Метод физического погружения в необходимый контекст также использует Александр Курмаз (Киев), но в данном случае само пространство (которое воссоздавало поствоенные руины) говорило громче, чем работы находившееся внутри него. Антураж, имея возможность влиять на зрителя на эмоциональном и чувственном уровнях, априори был сильнее чем банальное противопоставление мирного и военного, бытового и чрезвычайного, которое постулировали видео художника, где фейерверк соседствует со взрывами. Когда попытка критики существующего положения не выходит за рамки одномерного плоского утверждения, которое иллюстрирует то, что происходит в реальном в мире, не интерпретирует реальность, а отображает ее, даже груда камней под ногами может превратиться в больший медиум.
В работе Юлии Кривич (Днепр) центральным объектом становится арт-бук – в последние годы становление культуры арт-бука как самодостаточного медиума и инструмента становится все глобальней. В данном случае художница создала компиляцию из отчетного журнала о пропаганде ленинизма среди молодежи и фотографий – локальных вторжений внутрь текста, в уже существующий идеологически нагруженный материал. С одной стороны, авторка поддает критическому осмыслению нынешнюю ситуацию нарастающей пропаганды, показывая новых главных участников идеологических игрищ. Но рассматривая также личный аспект представленных героев, художница совмещает и утверждает наличие у них как бы противоположных характеристик: например, участие в праворадикальных группировках и поездки за границу, пользование соц.сетями (по словам авторки, это является одними из признаков глобализированных современных людей). Но формальность и условность данных признаков, обобщение и создание образа типичного «футбольного хулигана» и типичного «глобализированного человека» сегодня уже непродуктивны, потому что служат только на благо обобщения, а значит заблуждения. Тотальная трансляция популярных стереотипов, а также недостаточно артикулированные истории самих героев (с которыми художница работала на протяжении длительного времени) превращаются лишь в сравнение сегодня и условного вчера, которое можно наблюдать в арт-буке. В итоге, к этому проекту можно задать вопрос такой же, как и к проекту Саши Курмаза – почему взгляд художника оказывается идентичным популярному популистскому взгляду?

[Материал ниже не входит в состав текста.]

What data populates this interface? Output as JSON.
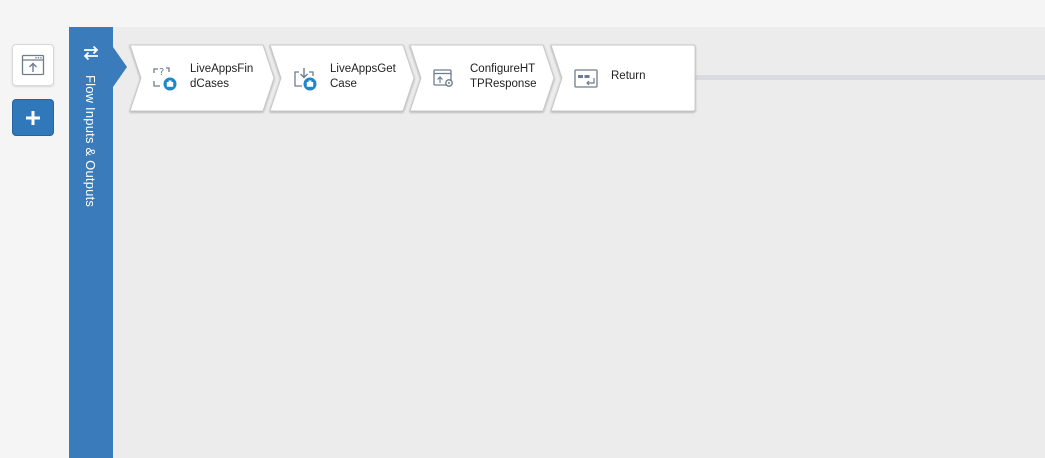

Глобальной тенденцией сегодня, которую можно обнаружить внутри конкурса, является уход от прямой рефлексии на политическое и социальное, но вместе с этим появление сознательного созерцания, которое отличается от традиционного эскапизма художника и продуцирования искусства ради искусства. Такое сознательное глубокое наблюдение, может быть направлено на внешний мир (как например работа Виталия Кохана), а может направляться внутрь самого себя (как в случае с работой Екатерины Ермолаевой).
Виталий Кохан (Сумы-Харьков) нетипичный представитель украинского современного искусства, для которого довлеющим все еще остается работа с социальным и политическим контекстами, его интерпретация и деконструкция. Сегодняшний украинский художник пытается доминировать над контекстом, управлять им. В противовес такой активной позиции проекты Виталия Кохана с первого взгляда кажутся пассивным отрешением, где замкнутость работы не дает возможности выстроить коммуникацию с окружающим пространством. Но именно здесь зритель сталкивается с тем, что непосредственно сами работы и воплощают акт коммуникации – обстоятельство, которое наглядно демонстрирует проект (в рамках конкурса), в котором происходят различные физические процессы, кажущиеся нашему взгляду статичными. Важным является тут не столько наблюдение, а сколько осознание происходящего, что дает возможность уйти от современного антропоцентризма, навязчивой сосредоточенности на попытках вскрыть различные проявления человеческого, и проникнуть внутрь тех форм и проявлений живого, которые игнорируются современным человеком.
Художница Катерина Ермолаева (Донецк/Киев) напротив обращается к тотальному антропоцентризму, превращая в инструмент даже контекст, который направлен на служение всем ее героям. Работы Ермолаевой продолжают традицию американской фотографини Синди Шерман, которая также примеряла на себя различные образы, типичные для ее времени (конец XX-начало XIX века). Нарочитая утрированность образов персонажей Шерман, просматривается в работах и современной художницы. Но теперь зритель имеет возможность физически погрузится в своего персонажа – каждый герой находится в привычной сфере обитания, что позволяет прослеживать ситуации и целые жизни, складывая их в отдельные истории.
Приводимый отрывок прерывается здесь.